LOS ANGELES -- Convicted murderer Marvin Pancoast was sentenced Friday to 26 years to life in prison for the baseball-bat slaying of Vicki Morgan, mistress to the late presidential confidante Alfred Bloomingdale.
Pancoast, 34, rocked nervously in his chair as Superior Court Judge David Horowitz imposed the lengthy prison term for the 1983 murder. The former talent agency clerk will be eligible for parole in 13 years.
Horowitz denied two routine motions before passing sentence -- a request for a new trial and another to reduce the murder conviction to manslaughter.
The same jury that convicted Pancoast of murder ruled on July 24 that he was sane when he battered Morgan with a baseball bat as she slept in the North Hollywood condominium they shared.
Pancoast pleaded innocent and innocent by reason of insanity to the charges. The jury convicted him July 5 after only six hours of deliberations.
Defense attorney Arthur Barens told reporters he would file a new appeal, again arguing Pancoast was not legally sane at the time of the killing.
'I don't think Marvin Pancoast was mentally sane when he allegedly committed the slaying and I don't buy his confession,' he said. 'It's believability remains in doubt.'
He said Pancoast was 'calm and dispassionate' following the sentencing.
Barens had claimed Pancoast's longstanding mental problems led him to falsely confess to the July 1983 murder. He called the penalty phase proceedings a 'miscarriage of justice from the start.'
Pancoast recently told probation officer Lee Springer that he could not remember killing Morgan and feared that 'he will not survive in a regular prison and feels that he will be stabbed,' Springer stated in a report filed with the court.
Prosecutor Stanley Weisberg said he was satisifed with the sentence and added, 'until a decision is made that his homicidal tendencies are abated, certainly we will all feel more comfortable knowing Mr. Pancoast is incarcerated.

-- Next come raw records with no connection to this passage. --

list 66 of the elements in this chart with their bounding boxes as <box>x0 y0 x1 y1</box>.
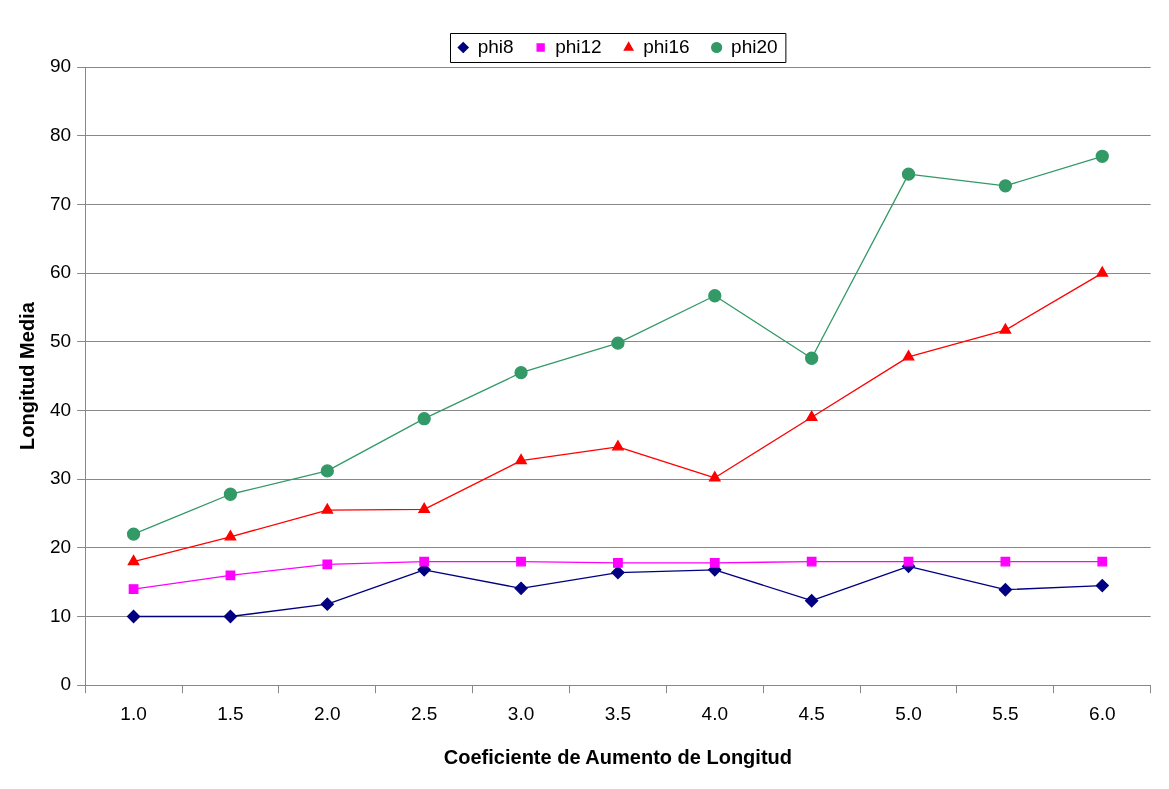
point <box>126 527 141 541</box>
x-tick-label: 1.5 <box>217 702 244 724</box>
point <box>805 351 819 365</box>
point <box>516 556 526 567</box>
y-tick-label: 60 <box>49 261 72 283</box>
legend-label: phi16 <box>643 35 690 57</box>
point <box>902 350 915 361</box>
point <box>417 412 431 426</box>
point <box>126 609 141 624</box>
y-tick-label: 20 <box>49 536 72 558</box>
point <box>419 556 430 567</box>
y-axis-title: Longitud Media <box>15 301 38 450</box>
legend-label: phi8 <box>477 35 514 57</box>
x-tick-label: 3.0 <box>507 702 535 724</box>
x-tick-label: 3.5 <box>604 702 632 724</box>
point <box>514 366 528 380</box>
point <box>223 487 238 501</box>
point <box>612 440 624 451</box>
point <box>998 583 1013 597</box>
y-tick-label: 80 <box>49 123 72 145</box>
legend-label: phi12 <box>555 35 602 57</box>
y-tick-label: 50 <box>49 329 72 351</box>
x-tick-label: 2.5 <box>410 702 438 724</box>
point <box>613 558 623 568</box>
y-tick-label: 30 <box>49 467 72 489</box>
legend-label: phi20 <box>731 35 778 57</box>
y-tick-label: 10 <box>49 604 72 626</box>
point <box>805 410 818 421</box>
point <box>805 594 819 608</box>
point <box>709 558 720 568</box>
point <box>901 167 916 181</box>
point <box>322 559 333 570</box>
point <box>1097 556 1108 567</box>
point <box>611 565 625 580</box>
point <box>515 453 527 465</box>
y-tick-label: 0 <box>60 673 72 695</box>
point <box>225 570 236 581</box>
x-tick-label: 5.5 <box>992 702 1019 724</box>
point <box>223 609 238 624</box>
point <box>1095 149 1109 163</box>
point <box>224 530 237 541</box>
x-tick-label: 6.0 <box>1089 702 1116 724</box>
point <box>418 502 431 514</box>
point <box>999 323 1012 334</box>
point <box>708 471 721 482</box>
point <box>708 289 722 303</box>
point <box>1095 578 1109 593</box>
point <box>1096 266 1109 277</box>
point <box>514 581 528 595</box>
x-tick-label: 4.0 <box>701 702 728 724</box>
x-tick-label: 5.0 <box>895 702 922 724</box>
x-tick-label: 1.0 <box>120 702 147 724</box>
x-tick-label: 2.0 <box>314 702 341 724</box>
point <box>320 464 334 478</box>
x-tick-label: 4.5 <box>798 702 825 724</box>
y-tick-label: 40 <box>49 398 72 420</box>
point <box>127 554 140 566</box>
point <box>611 336 625 350</box>
point <box>128 584 139 594</box>
x-axis-title: Coeficiente de Aumento de Longitud <box>443 745 792 768</box>
point <box>321 503 334 514</box>
point <box>320 597 334 611</box>
point <box>998 179 1013 193</box>
y-tick-label: 70 <box>49 192 72 214</box>
point <box>806 556 817 567</box>
y-tick-label: 90 <box>49 55 72 77</box>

'I thought we had a very fair trial before Judge Horowitz. He gave us the best trial we could have had.'
Weisberg said he did not think the conviction could be overturned on appeal.
The main evidence against Pancoast was his taped confession to police, made hours after the killing, in which he says he killed Morgan because she treated him like a 'slave boy.'
Defense attorneys insisted the confession was worthless, however, saying Pancoast's deep desire to do himself harm prompted him to confess to a crime he did not commit.
Morgan, 30, earned national attention in 1982 when she filed an unsuccessful $11 million palimony suit against Bloomingdale, the department store heir who was a member of President Reagan's 'kitchen cabinet.'
Barens told reporters he did not think the sentencing was the end of the case, referring to the so-called 'sex-tapes' in which Morgan alledgedly cavorted with high government officials.
'I think you are going to hear more about the sex tapes, but not from me,' Barens said, indicating that he had been subpeoned for the trial, scheduled later this month, of attorney Robert Steinberg who allegedly filed a false report that the tapes were stolen from his office.